Sam thinks Terrapin is the unofficial state theatre. And it fits. “We’re small, like Tasmania itself,” he says. “There is strength in that. Like Tasmania, we can respond to opportunity quickly. Tasmania strikes me as a state of craftspeople, people who make things. Puppetry is an art form that relies on extraordinary things being constructed. That is how we tell our stories. How unique this state is and how unique puppetry is...”
Terrapin Puppet Theatre’s most recent success has been with Tasmanian Aboriginal artist Nathan Maynard’s A Not So Traditional Story.
“It was an amazing way to tell the terrible history of this island, in relation to Tasmanian Aboriginal people,” says Sam. “To tell that story in a school setting that in no way skirted from the truth yet was irreverent and funny and entertaining and engaged children. Nathan describes it as stashing the veggies in the spaghetti bolognaise. The lessons, the history was woven inside something that was an extraordinarily entertaining production.”
Increasingly Terrapin is mirroring the values of Tasmania in its practice and in its storytelling. Bryony Anderson, who designs and makes the puppets, uses salvaged material to reduce the company’s environmental impact. They are relentlessly focused on increasing the confidence of young Tasmanians, inspiring them to consider careers in the performing arts.

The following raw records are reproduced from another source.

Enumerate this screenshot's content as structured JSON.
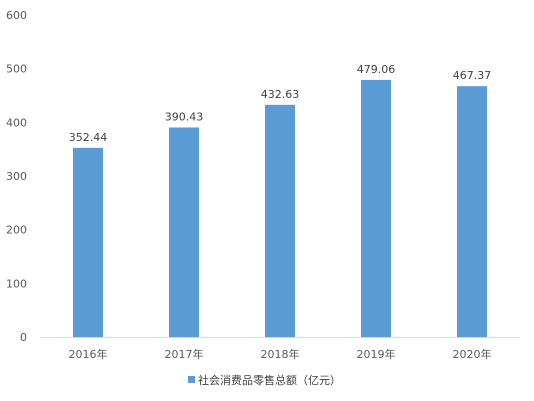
{
  "chart_data": {
    "type": "bar",
    "categories": [
      "2016年",
      "2017年",
      "2018年",
      "2019年",
      "2020年"
    ],
    "series": [
      {
        "name": "社会消费品零售总额（亿元）",
        "values": [
          352.44,
          390.43,
          432.63,
          479.06,
          467.37
        ],
        "value_labels": [
          "352.44",
          "390.43",
          "432.63",
          "479.06",
          "467.37"
        ],
        "color": "#5b9bd5"
      }
    ],
    "yticks": [
      "0",
      "100",
      "200",
      "300",
      "400",
      "500",
      "600"
    ],
    "ylim": [
      0,
      600
    ],
    "grid": false,
    "legend": "bottom",
    "title": "",
    "xlabel": "",
    "ylabel": ""
  }
}
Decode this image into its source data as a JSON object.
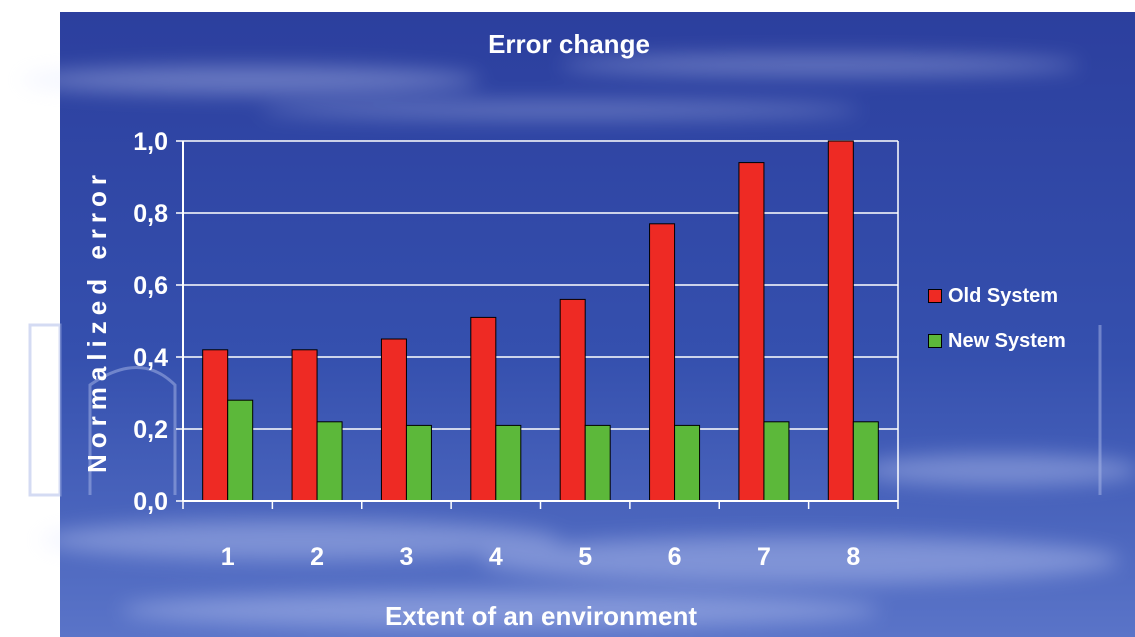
{
  "chart_data": {
    "type": "bar",
    "title": "Error change",
    "xlabel": "Extent of an environment",
    "ylabel": "Normalized error",
    "categories": [
      "1",
      "2",
      "3",
      "4",
      "5",
      "6",
      "7",
      "8"
    ],
    "series": [
      {
        "name": "Old System",
        "color": "#ee2a24",
        "values": [
          0.42,
          0.42,
          0.45,
          0.51,
          0.56,
          0.77,
          0.94,
          1.0
        ]
      },
      {
        "name": "New System",
        "color": "#5cb83a",
        "values": [
          0.28,
          0.22,
          0.21,
          0.21,
          0.21,
          0.21,
          0.22,
          0.22
        ]
      }
    ],
    "ylim": [
      0,
      1.0
    ],
    "yticks": [
      "0,0",
      "0,2",
      "0,4",
      "0,6",
      "0,8",
      "1,0"
    ],
    "grid": true,
    "legend_position": "right"
  },
  "colors": {
    "background_top": "#2c3f9e",
    "background_bottom": "#4f69c2",
    "text": "#ffffff",
    "gridline": "#ffffff"
  }
}
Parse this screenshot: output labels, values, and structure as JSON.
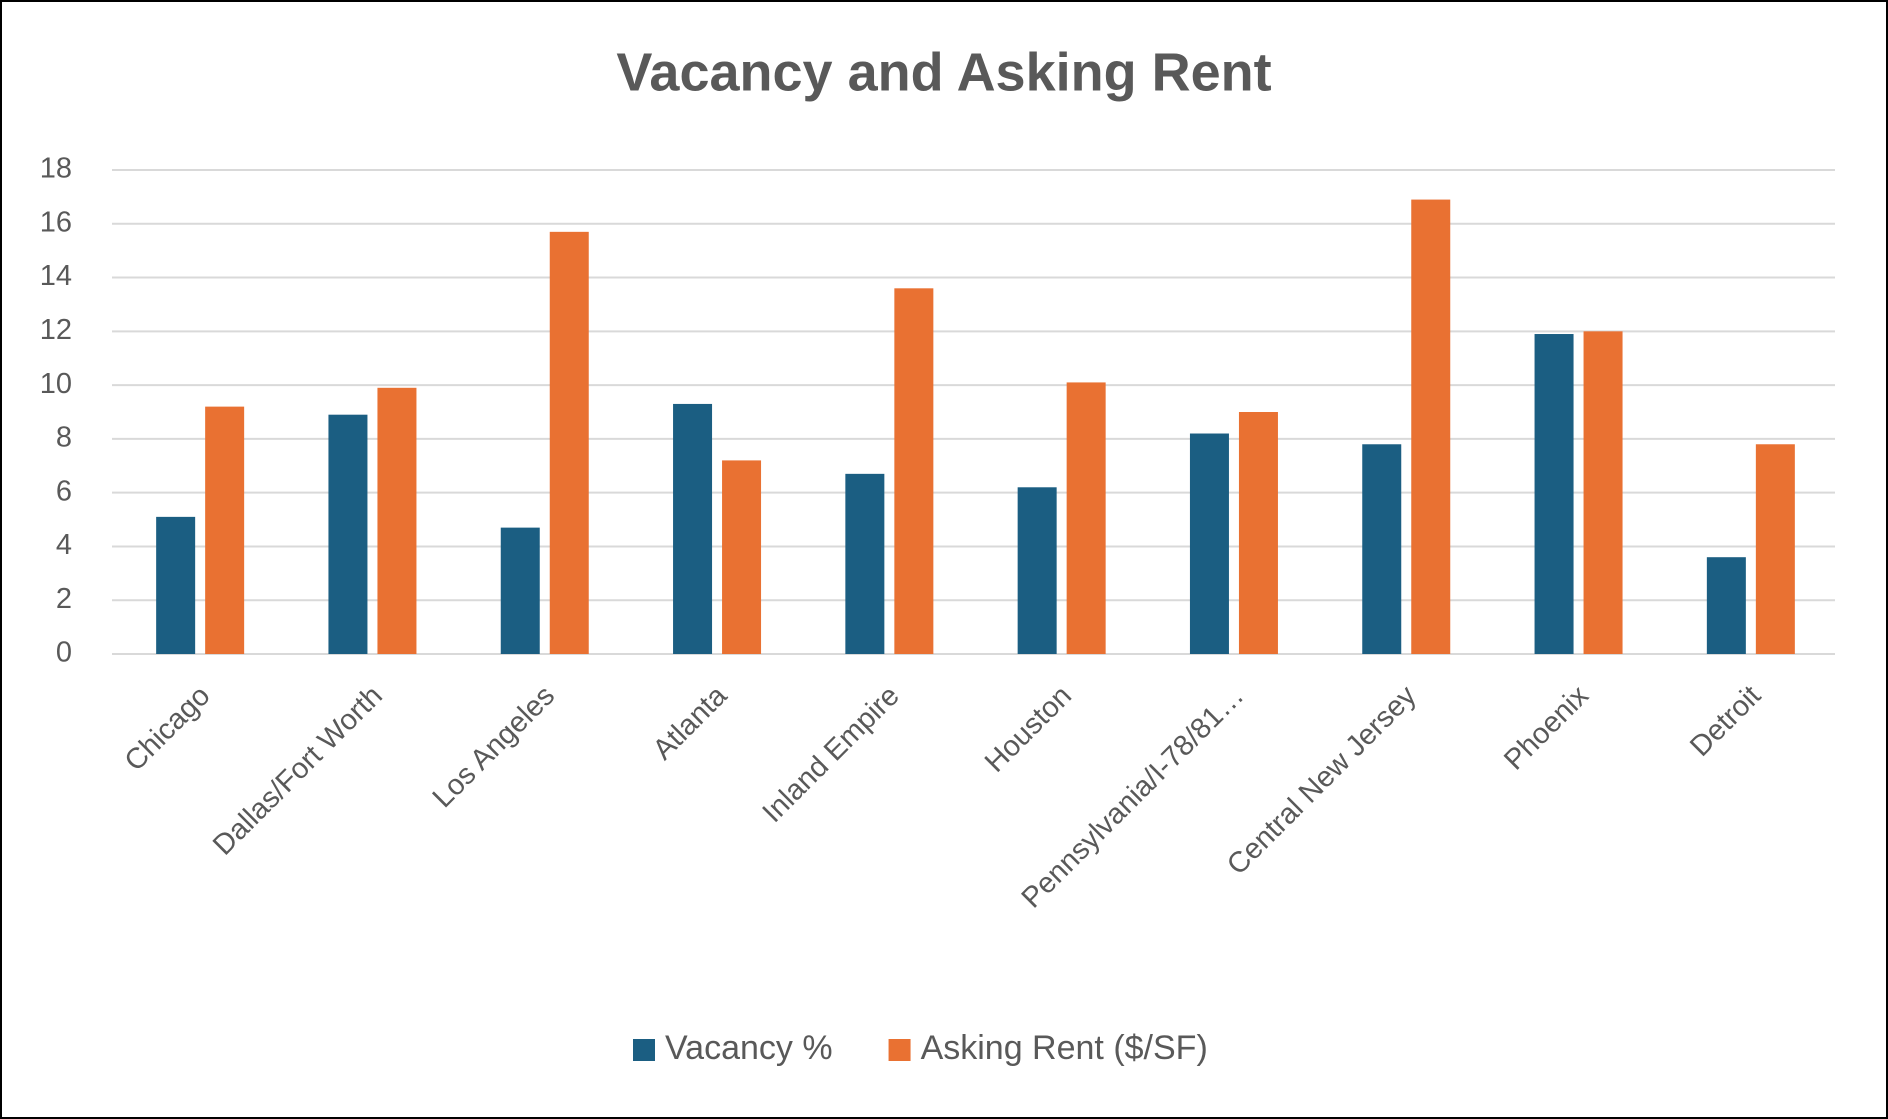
{
  "chart_data": {
    "type": "bar",
    "title": "Vacancy and Asking Rent",
    "categories": [
      "Chicago",
      "Dallas/Fort Worth",
      "Los Angeles",
      "Atlanta",
      "Inland Empire",
      "Houston",
      "Pennsylvania/I-78/81…",
      "Central New Jersey",
      "Phoenix",
      "Detroit"
    ],
    "series": [
      {
        "name": "Vacancy %",
        "color": "#1b5e82",
        "values": [
          5.1,
          8.9,
          4.7,
          9.3,
          6.7,
          6.2,
          8.2,
          7.8,
          11.9,
          3.6
        ]
      },
      {
        "name": "Asking Rent ($/SF)",
        "color": "#e97132",
        "values": [
          9.2,
          9.9,
          15.7,
          7.2,
          13.6,
          10.1,
          9.0,
          16.9,
          12.0,
          7.8
        ]
      }
    ],
    "ylim": [
      0,
      18
    ],
    "yticks": [
      0,
      2,
      4,
      6,
      8,
      10,
      12,
      14,
      16,
      18
    ],
    "grid": true,
    "legend": "bottom"
  }
}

“You can watch theatre on TV but to experience theatre live, it can set some of those children on a path to the performing arts at a very young age. Puppetry has had a real impact on some leading figures in Australian performing arts. It sticks in people’s memory.”
For Sam, it makes sense that Tasmania’s top theatre company isn’t devoted to traditional renderings of the classics. “There is something about how this company has succeeded in Tasmania. Being able to find ever-changing ways to engage with the artistry of puppetry, our isolation has been a really important part of that. This couldn’t have happened in any other place.”
Terrapin Puppet Theatre is one of 18 Tasmanians featured in our short film about the Tasmanian story. Terrapin’s scene was filmed at the Theatre Royal, Hobart, and features the Ubu puppets and Terrapin’s designer/maker Bryony Anderson. Terrapin created the Ubus in collaboration with arts and cultural festival Mona Foma as part of the production King Ubu.